I now have five manuscripts in various completed forms on my computer. One is almost ready for publishing, another two are in rewrites, and the last two are in first draft mode only. There's plenty to work on at my place.
The plan for February was to pour out all the ideas for Book Four as fast as I could. Only spelling and obvious missing words were edited as I went. Nothing else. I have promised myself that I will let it sit until April 1st, at least, before I open it again and begin my self edits. If I'm honest with you, I need to get WWIV - Kids at War and Golden Five ready for publication in July and October first.
So, I began early in the morning on February 4th and wrote until it was time to leave for work. I leave at 8:30; I'd gotten up shortly after 4:00 full of ideas. I wrote a little more at lunch that day, not as much as I had hoped, and finished up with a four hour all out sprint that night. By the end of day 1 there were 8,300 words in the manuscript. A new personal record I'm happy to report.
Below I've attached my writing log for the project. There were poor days – three of less than 1,000 words. There were off days – three days. You have to be able to balance work, home, grandkids and writing. There were six days where I logged more than 4,000 words.
On February 27th I wrote the last sentence of this (sometime to be) book. Twenty-one actual writing days went into its creation, 24 calendar days.
I'm pleased with what I created in that short amount of time. The trick was I had played most of the scenes over and over in my head for months. I actually began creating characters while at the cottage last summer. July 9th to be exact. While my wife slept in, I watched the sunrise over the lake and the morning fog burn away slowly. I think I even needed a sweatshirt that morning. Northern Wisconsin can be chilly any time of year.
For the next six months I let the characters and story line run through my brain. I thought about the tale many times in those six months. In the shower in the morning, during my half-hour commutes, sometimes even sitting in church. The story, the tale, percolated in my head time and time again. That way, when I sat down to write it in February of the following year, it flowed out like warm maple syrup.
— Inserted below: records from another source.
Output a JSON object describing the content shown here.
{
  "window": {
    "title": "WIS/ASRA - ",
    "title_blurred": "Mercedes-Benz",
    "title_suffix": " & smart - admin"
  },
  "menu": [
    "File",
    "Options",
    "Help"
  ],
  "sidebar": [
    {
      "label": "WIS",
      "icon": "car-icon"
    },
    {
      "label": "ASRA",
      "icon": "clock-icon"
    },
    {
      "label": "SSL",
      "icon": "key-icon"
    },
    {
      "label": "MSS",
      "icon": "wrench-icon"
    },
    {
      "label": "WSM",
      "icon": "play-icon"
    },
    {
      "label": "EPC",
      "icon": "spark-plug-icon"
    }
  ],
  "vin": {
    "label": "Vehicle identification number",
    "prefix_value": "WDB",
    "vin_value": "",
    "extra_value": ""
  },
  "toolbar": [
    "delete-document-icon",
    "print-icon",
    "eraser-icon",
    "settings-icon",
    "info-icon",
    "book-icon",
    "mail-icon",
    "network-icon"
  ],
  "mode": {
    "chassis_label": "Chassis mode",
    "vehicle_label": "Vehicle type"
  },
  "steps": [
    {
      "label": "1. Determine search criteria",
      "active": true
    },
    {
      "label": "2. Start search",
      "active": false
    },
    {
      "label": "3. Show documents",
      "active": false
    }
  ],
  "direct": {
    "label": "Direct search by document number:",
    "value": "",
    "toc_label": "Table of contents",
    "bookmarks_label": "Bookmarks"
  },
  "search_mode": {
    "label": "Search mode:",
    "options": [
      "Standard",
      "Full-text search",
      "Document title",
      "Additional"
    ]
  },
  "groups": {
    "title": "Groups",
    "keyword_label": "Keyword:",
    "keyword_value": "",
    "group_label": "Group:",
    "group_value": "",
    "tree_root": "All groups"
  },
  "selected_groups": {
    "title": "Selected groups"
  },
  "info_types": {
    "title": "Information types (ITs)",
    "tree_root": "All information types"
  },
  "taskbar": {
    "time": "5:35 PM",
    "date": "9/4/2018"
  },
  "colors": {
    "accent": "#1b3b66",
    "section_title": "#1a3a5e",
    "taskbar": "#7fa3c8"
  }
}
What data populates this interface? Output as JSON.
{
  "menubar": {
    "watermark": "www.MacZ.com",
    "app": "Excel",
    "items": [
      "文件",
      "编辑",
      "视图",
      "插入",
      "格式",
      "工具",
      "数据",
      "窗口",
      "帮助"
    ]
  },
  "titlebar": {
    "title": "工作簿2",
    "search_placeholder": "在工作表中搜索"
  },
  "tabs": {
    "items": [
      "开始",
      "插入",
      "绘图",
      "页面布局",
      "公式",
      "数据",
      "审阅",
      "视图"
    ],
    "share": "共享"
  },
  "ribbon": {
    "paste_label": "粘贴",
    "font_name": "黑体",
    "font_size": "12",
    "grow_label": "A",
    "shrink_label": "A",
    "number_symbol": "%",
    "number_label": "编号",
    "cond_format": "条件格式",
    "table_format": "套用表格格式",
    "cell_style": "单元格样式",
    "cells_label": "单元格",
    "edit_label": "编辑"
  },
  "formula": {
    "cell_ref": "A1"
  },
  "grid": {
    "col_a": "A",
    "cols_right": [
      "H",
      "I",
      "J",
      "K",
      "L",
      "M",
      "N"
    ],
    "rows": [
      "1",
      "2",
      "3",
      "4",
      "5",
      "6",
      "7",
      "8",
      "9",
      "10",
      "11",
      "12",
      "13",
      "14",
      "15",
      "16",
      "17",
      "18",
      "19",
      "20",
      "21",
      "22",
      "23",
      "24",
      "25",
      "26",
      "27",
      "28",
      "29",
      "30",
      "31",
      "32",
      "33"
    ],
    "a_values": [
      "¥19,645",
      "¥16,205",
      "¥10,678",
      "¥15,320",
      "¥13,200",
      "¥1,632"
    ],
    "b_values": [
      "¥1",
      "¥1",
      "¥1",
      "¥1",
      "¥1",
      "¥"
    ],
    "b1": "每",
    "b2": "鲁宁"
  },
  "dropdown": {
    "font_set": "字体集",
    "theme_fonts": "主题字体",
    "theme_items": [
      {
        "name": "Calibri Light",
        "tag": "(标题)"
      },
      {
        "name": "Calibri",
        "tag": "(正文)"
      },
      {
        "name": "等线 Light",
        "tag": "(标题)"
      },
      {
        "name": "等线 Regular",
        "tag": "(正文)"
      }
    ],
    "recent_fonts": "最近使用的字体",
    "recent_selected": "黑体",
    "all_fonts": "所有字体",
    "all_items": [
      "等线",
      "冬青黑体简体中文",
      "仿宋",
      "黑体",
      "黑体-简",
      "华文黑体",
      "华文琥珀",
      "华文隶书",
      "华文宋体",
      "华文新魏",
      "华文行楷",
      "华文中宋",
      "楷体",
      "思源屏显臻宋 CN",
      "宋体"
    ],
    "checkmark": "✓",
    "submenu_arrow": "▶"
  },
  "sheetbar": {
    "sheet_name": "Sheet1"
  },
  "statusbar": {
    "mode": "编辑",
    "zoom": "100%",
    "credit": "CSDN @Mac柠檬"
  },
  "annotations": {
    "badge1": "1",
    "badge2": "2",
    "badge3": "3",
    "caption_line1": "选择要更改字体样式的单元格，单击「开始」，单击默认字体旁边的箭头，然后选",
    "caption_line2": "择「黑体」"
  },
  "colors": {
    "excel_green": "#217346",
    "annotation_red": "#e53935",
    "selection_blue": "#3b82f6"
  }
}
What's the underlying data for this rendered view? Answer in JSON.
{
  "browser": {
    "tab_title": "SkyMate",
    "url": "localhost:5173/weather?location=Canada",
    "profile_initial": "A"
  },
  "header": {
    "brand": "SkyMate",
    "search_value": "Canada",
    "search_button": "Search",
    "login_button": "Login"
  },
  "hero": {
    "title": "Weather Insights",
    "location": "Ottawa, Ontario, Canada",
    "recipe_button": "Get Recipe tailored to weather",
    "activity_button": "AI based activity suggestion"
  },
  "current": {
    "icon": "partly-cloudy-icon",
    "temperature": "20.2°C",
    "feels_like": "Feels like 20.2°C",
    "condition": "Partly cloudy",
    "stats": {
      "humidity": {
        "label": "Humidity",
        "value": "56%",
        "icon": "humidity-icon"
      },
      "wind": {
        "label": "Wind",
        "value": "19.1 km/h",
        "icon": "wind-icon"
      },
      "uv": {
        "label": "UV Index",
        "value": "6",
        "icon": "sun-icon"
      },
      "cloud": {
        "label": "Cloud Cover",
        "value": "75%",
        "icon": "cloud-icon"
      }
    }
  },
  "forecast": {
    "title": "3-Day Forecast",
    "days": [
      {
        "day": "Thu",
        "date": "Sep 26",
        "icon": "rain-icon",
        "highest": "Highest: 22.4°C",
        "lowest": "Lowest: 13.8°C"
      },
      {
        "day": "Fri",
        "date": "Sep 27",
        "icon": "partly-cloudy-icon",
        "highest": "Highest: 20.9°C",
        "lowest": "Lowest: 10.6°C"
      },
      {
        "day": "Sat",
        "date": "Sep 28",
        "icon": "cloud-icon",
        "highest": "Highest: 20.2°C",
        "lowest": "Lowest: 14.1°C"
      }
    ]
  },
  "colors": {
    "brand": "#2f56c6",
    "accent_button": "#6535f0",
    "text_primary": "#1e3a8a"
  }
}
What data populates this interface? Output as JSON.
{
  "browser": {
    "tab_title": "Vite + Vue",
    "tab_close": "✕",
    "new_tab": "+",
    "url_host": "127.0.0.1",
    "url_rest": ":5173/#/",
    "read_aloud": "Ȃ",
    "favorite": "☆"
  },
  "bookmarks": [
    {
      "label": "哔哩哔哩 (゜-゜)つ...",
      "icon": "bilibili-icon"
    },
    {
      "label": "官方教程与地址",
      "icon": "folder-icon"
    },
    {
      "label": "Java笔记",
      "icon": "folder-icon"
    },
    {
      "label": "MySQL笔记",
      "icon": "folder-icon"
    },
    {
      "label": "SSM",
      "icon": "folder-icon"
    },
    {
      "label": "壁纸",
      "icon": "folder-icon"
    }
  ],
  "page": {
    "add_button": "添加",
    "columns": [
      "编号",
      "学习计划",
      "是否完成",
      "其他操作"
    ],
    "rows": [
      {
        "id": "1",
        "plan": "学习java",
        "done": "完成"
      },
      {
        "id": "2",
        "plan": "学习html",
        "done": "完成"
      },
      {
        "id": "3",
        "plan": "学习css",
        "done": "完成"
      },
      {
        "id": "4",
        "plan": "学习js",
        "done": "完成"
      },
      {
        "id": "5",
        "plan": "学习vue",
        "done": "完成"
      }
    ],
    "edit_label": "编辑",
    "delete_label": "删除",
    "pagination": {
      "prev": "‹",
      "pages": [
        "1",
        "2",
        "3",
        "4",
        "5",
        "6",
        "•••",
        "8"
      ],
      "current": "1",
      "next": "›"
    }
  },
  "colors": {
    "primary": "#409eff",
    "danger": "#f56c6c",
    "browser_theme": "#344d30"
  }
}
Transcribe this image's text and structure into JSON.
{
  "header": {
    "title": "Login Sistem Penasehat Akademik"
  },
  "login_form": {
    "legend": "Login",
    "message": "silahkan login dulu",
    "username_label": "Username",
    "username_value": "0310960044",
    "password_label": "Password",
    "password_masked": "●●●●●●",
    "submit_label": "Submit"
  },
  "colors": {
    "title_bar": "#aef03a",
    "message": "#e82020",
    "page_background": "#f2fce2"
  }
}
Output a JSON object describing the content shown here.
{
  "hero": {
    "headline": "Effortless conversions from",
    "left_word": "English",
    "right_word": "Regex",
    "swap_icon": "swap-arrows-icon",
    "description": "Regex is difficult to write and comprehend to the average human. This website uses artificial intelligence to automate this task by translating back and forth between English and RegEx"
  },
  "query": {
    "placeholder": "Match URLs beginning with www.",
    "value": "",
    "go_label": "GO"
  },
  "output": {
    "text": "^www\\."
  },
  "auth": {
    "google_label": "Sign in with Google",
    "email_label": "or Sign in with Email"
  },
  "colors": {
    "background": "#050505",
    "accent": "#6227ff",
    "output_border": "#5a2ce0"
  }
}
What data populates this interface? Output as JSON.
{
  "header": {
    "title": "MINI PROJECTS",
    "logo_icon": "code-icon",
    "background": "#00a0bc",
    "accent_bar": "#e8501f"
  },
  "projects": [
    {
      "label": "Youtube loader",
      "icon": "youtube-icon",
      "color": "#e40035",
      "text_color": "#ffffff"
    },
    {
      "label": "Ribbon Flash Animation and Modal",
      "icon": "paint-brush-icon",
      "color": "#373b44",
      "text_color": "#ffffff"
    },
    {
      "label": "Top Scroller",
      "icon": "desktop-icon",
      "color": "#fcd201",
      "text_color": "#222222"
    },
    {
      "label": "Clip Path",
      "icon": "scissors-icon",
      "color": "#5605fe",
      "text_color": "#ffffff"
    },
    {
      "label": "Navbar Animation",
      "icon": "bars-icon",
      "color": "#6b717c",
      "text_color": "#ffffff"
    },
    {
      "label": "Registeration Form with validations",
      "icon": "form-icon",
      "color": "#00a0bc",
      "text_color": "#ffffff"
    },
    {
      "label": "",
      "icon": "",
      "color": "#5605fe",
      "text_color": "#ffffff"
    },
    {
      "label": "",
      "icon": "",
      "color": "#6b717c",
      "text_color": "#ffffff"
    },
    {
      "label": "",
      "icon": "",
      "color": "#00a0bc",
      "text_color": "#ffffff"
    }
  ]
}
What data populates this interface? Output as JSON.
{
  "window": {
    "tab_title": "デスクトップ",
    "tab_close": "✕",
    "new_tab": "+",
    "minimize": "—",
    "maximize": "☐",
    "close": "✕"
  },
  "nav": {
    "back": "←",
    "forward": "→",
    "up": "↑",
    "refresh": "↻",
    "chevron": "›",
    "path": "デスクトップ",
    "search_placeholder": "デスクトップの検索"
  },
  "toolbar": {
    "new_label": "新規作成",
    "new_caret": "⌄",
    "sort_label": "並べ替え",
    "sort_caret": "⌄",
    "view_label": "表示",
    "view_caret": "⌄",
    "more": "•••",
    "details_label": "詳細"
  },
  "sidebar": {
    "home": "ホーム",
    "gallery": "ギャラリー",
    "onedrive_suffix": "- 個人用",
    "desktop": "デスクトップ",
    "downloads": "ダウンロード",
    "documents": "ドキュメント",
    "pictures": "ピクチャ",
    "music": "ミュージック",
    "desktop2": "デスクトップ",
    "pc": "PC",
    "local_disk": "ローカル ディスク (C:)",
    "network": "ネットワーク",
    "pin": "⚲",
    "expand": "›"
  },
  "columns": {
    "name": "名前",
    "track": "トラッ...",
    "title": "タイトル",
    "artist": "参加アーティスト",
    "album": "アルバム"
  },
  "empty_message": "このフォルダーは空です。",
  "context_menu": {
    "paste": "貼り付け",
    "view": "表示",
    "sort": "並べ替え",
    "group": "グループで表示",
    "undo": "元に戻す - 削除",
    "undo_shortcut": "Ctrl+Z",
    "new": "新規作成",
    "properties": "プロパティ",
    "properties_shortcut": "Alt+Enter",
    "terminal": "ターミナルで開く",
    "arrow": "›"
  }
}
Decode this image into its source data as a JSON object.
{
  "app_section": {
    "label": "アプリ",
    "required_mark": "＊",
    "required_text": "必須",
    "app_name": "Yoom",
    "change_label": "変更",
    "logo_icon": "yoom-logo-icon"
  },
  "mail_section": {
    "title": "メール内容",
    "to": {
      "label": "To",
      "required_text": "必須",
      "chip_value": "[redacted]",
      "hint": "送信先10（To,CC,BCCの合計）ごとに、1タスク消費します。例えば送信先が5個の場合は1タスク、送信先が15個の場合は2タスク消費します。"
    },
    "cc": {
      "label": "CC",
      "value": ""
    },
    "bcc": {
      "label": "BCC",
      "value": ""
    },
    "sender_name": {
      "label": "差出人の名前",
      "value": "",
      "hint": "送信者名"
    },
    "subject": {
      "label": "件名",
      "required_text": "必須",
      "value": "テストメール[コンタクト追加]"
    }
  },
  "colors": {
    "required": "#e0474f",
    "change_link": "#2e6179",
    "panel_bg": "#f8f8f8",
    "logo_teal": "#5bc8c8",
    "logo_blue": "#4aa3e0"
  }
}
I've now logged over 500,000 words in just over 13 months. According to the experts, I'm halfway to getting the hang of this trade. They say you need to write a million words before you know what you're doing. With any luck, I'll reach that level sometime next summer (2015). Trust me, I've got three more novels already scratched in notebooks. And plans for two others to round out the WWIV series, as well as The Smith Chronicles.
So keep reading and watch for the release of my first novel soon (WWIV - In The Beginning).